The commemorative 50th Anniversary of the Warsaw Ghetto Uprising medals 2018 awarded.
Gołda Tencer, Józef Hen and attorney Roman Zaczek were recognised with the 50th Anniversary of the Warsaw Ghetto Uprising medals. The distinction is bestowed on those with outstanding merit for Polish-Jewish dialogue and reconciliation.
“The 50th Anniversary of the Warsaw Ghetto Uprising Medal was initially bestowed on living uprising participants and those who helped in the ghetto’s armed resistance. It was also intended for Poles who had cultivated the memory of the armed struggle of Jews on all fronts of the Second World War” as recalled Tomasz Miedziński, chairman of the Association of Jewish Veterans and Victims of in the Second World War.

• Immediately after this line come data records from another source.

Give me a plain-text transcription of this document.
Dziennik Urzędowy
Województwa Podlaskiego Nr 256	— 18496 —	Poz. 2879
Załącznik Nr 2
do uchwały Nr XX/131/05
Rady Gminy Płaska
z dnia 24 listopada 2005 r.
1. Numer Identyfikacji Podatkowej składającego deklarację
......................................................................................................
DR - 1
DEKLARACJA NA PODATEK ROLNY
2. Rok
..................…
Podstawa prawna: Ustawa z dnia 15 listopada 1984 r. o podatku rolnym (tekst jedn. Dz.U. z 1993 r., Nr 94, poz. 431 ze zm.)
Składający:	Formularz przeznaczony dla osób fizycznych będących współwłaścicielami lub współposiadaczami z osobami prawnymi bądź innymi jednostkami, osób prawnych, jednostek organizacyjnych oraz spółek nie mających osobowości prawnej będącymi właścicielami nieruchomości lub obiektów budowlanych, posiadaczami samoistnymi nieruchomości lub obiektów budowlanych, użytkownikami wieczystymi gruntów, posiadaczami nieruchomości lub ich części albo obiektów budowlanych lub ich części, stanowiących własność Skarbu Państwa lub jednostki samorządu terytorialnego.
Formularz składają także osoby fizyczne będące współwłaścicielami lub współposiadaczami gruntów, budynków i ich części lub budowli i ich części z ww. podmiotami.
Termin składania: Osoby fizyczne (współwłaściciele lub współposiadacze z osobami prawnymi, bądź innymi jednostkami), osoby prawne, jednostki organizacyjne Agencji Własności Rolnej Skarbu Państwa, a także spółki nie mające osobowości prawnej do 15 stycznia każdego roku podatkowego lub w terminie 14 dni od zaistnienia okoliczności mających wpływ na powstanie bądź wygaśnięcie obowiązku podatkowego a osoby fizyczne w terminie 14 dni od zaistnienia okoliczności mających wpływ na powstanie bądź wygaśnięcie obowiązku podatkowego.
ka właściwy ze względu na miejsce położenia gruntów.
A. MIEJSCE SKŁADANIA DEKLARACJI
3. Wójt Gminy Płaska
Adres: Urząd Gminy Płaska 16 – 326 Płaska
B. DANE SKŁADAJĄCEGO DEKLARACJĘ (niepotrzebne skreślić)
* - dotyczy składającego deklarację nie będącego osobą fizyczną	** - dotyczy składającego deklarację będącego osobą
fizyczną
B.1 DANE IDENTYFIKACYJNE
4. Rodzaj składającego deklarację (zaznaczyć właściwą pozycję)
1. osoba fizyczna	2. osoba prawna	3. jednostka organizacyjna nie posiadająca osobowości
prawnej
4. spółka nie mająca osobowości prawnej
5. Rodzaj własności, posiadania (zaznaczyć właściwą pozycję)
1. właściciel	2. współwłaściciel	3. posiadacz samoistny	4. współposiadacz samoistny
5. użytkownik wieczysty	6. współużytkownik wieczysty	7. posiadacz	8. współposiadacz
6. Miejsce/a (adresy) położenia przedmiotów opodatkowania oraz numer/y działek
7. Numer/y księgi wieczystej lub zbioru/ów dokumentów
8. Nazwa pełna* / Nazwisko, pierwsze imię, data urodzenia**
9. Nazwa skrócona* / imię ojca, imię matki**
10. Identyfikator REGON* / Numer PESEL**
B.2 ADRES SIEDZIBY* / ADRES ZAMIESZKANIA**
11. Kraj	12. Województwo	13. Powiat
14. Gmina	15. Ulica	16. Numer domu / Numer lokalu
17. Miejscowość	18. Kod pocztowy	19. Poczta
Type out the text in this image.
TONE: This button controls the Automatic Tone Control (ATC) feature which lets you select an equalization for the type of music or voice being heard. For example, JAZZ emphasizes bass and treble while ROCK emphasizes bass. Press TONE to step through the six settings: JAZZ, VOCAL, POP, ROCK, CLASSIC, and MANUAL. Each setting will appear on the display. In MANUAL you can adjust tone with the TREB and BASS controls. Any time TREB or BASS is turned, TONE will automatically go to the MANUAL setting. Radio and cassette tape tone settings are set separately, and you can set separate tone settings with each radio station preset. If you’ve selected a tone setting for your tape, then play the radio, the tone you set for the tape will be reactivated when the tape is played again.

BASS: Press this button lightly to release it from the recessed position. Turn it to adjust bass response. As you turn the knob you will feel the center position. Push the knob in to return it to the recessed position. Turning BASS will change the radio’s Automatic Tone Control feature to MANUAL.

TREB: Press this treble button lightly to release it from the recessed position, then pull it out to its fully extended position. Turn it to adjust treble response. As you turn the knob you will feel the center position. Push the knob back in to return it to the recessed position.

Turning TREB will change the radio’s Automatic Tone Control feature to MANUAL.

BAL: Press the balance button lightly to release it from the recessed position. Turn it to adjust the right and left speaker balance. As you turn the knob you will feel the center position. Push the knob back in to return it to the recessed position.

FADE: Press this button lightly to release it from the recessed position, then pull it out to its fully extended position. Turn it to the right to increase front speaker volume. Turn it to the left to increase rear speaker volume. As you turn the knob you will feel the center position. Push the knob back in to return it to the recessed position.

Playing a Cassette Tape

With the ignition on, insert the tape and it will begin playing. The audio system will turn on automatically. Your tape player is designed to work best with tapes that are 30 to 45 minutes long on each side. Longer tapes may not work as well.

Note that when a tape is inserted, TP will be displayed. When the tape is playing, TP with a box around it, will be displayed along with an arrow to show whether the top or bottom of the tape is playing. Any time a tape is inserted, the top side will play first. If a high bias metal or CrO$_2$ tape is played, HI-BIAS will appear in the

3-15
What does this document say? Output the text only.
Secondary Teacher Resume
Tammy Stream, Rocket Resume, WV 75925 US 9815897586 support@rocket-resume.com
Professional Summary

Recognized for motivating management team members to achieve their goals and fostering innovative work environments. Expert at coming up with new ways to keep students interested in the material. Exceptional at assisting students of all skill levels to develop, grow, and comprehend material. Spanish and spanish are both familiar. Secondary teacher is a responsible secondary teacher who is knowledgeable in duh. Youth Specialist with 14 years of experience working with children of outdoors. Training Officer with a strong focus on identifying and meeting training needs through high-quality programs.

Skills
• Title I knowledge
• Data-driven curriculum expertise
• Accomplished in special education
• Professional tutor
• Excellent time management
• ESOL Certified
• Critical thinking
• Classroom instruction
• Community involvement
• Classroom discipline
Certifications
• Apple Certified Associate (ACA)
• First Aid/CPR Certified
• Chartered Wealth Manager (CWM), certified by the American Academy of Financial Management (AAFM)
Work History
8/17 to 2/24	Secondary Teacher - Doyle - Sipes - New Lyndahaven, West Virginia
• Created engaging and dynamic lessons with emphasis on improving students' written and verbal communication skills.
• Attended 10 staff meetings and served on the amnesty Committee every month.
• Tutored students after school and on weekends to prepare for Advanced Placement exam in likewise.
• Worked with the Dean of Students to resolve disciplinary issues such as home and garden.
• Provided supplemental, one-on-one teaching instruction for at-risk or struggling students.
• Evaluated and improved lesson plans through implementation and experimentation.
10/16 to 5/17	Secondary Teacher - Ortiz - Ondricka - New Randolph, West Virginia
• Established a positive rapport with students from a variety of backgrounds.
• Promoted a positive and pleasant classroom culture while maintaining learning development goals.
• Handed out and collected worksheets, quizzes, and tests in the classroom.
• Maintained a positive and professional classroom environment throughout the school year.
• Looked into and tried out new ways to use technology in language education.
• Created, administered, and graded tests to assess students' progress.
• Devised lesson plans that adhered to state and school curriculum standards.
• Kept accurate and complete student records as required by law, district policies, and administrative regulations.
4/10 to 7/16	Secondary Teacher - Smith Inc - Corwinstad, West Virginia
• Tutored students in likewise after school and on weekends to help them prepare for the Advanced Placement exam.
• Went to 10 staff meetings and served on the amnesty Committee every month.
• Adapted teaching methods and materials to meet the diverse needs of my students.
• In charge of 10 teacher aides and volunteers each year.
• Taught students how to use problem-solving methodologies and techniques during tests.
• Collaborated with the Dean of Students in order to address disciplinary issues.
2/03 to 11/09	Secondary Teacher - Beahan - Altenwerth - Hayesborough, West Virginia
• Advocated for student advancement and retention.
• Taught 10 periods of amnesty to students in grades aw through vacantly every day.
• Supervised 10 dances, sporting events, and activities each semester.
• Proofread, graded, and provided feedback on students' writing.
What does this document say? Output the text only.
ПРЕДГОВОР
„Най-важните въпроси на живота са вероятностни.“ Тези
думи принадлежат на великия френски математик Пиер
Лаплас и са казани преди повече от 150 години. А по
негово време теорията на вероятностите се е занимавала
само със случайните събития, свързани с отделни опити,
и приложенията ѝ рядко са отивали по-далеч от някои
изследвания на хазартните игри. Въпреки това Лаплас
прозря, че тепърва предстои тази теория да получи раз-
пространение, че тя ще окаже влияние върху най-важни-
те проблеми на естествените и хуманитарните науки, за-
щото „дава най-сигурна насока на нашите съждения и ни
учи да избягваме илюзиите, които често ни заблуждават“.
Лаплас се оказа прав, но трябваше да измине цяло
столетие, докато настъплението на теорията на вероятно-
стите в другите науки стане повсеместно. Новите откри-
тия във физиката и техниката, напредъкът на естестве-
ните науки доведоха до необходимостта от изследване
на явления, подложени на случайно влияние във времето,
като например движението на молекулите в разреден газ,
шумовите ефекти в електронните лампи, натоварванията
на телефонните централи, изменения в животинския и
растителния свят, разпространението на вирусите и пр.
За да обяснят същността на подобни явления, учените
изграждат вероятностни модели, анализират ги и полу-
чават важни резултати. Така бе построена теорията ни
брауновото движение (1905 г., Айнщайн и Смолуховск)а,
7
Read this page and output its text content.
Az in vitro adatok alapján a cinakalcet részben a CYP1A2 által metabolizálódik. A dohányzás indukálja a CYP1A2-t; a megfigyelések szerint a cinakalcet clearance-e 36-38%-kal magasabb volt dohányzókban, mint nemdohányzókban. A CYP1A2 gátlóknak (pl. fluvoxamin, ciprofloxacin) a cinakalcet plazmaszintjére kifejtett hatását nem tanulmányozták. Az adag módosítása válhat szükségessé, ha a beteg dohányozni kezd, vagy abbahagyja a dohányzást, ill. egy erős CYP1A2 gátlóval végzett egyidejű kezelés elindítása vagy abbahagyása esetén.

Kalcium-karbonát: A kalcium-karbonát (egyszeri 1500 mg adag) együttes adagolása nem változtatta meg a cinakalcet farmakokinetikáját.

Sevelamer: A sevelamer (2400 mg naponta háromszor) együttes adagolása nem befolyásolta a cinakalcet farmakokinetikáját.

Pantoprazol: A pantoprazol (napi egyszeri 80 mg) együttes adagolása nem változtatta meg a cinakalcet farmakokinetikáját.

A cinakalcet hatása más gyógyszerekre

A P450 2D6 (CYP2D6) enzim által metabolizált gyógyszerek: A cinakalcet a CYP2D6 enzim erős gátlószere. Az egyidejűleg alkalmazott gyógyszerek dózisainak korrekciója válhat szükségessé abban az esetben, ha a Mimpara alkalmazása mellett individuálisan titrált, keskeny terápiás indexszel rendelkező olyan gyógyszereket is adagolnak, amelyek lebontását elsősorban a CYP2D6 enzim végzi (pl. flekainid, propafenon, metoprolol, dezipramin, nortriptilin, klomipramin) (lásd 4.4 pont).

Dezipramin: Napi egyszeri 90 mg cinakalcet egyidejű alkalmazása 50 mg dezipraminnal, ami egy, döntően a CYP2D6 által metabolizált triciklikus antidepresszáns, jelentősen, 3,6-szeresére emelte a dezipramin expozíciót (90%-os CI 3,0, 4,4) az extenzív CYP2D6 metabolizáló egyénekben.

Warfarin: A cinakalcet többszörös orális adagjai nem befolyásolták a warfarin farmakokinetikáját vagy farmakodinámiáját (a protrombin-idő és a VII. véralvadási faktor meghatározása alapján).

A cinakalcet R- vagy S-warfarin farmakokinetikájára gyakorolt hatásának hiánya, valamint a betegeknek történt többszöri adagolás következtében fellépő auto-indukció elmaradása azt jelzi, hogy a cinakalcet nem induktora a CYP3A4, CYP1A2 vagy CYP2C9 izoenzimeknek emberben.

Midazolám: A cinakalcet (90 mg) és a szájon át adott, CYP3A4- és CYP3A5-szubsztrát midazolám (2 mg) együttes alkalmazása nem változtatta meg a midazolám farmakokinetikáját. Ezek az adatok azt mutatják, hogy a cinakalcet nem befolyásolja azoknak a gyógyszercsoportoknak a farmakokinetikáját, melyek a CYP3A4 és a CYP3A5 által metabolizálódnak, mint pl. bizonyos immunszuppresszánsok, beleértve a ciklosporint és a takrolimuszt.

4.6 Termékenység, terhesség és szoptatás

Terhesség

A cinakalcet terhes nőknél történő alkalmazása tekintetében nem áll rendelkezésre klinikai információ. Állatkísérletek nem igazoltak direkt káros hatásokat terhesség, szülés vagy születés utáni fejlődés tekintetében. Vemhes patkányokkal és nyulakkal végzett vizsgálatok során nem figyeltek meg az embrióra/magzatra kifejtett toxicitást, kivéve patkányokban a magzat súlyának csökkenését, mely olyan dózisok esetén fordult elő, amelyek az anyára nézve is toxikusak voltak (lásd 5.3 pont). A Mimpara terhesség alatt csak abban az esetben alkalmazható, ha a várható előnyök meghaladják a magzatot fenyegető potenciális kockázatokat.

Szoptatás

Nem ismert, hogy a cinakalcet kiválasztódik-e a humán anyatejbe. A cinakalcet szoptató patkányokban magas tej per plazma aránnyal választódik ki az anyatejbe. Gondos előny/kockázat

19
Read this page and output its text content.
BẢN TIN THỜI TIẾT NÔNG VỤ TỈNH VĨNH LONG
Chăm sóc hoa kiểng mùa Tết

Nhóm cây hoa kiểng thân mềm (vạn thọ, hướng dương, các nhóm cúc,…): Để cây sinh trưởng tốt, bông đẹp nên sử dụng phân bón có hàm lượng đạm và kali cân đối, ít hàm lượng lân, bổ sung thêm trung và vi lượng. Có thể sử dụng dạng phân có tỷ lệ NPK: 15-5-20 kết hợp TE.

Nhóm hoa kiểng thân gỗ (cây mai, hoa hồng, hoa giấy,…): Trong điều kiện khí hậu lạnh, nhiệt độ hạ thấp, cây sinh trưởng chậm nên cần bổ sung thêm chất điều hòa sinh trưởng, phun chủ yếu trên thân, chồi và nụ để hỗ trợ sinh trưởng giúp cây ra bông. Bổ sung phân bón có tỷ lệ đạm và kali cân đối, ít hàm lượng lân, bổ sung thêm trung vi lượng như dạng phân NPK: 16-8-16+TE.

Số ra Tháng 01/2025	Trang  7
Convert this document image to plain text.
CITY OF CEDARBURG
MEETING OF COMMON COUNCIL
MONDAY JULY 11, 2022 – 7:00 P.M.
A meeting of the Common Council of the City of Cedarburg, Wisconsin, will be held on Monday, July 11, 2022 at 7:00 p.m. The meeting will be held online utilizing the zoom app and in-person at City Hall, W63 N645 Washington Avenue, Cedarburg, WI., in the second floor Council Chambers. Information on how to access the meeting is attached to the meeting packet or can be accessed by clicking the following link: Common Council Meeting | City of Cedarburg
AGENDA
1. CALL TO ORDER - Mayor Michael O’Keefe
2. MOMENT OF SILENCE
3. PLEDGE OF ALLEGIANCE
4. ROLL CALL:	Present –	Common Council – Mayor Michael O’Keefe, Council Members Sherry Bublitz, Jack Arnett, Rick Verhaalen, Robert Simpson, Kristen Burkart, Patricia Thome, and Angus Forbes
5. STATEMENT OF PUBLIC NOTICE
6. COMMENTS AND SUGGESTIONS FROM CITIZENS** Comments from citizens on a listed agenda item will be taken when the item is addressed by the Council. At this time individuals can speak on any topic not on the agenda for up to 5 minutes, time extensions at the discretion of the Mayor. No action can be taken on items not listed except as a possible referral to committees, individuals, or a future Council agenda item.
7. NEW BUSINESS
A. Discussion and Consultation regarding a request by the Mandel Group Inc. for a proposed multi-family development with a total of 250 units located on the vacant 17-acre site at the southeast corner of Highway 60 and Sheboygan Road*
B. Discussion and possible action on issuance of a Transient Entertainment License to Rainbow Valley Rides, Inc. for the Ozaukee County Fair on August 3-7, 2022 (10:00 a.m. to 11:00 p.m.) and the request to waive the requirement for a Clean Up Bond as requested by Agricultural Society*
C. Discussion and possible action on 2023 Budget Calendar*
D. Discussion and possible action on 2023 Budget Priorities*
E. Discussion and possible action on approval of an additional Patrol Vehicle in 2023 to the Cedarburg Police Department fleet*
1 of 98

Gołda Tencer, an actress and social activist, the director of the Jewish Theatre in Poland and the founder and director of the Shalom Foundation. She is the originator of the “And I Still See Their Faces…” exhibition and album as well as the initiator and organiser of Warsaw’s Singer Festival. She has contributed many years of her life and career to fostering the memory of Jews in Poland and of their contribution to Polish culture.
Roman Zaczek, attorney-at-law, devoted decades to social action for the benefit of victims of the Holocaust, members of the Jewish Social and Cultural Association in Poland and, above all, to Jewish veterans.
Józef Hen, one of the greatest writers of our time, personifies – in the opinion of the medal award committee – the Jewish veteran more than anyone else. In his laudation of the medal recipient, Marian Turski reminded the audience that Józef Hen sought to enlist in the Anders Army and ultimately returned to Poland with the Berling Army. As a writer, he described the fate of veterans in many of his works.
The Association of Jewish Veterans and Victims of in the Second World War came into being in 1991. Its members include former soldiers of various military units, prisoners of ghettos and Nazi concentration and extermination camps, those who survived the occupation on the so-called Aryan papers, those interned in Siberian labour camps as well as exiles and fugitives to the Soviet Union.
The honorary medal was minted at the Association’s initiative on the occasion of the 50th anniversary of the Warsaw Ghetto Uprising. It is presented to those who have made outstanding contributions to the work of reconciliation between Poles and Jews, to nurturing the history of Polish Jews and to toward overcoming nationalism and antisemitism.
The presidium of the Association is at the same time the medal award committee. Over the twenty years of the Association’s activity, the committee was chaired by Arnold Mostowicz, Ludwik Krasucki and Tomasz Miedziński respectively. Marian Kalwary is the newly elected chairman of the Association. At present, the Association has 250 members.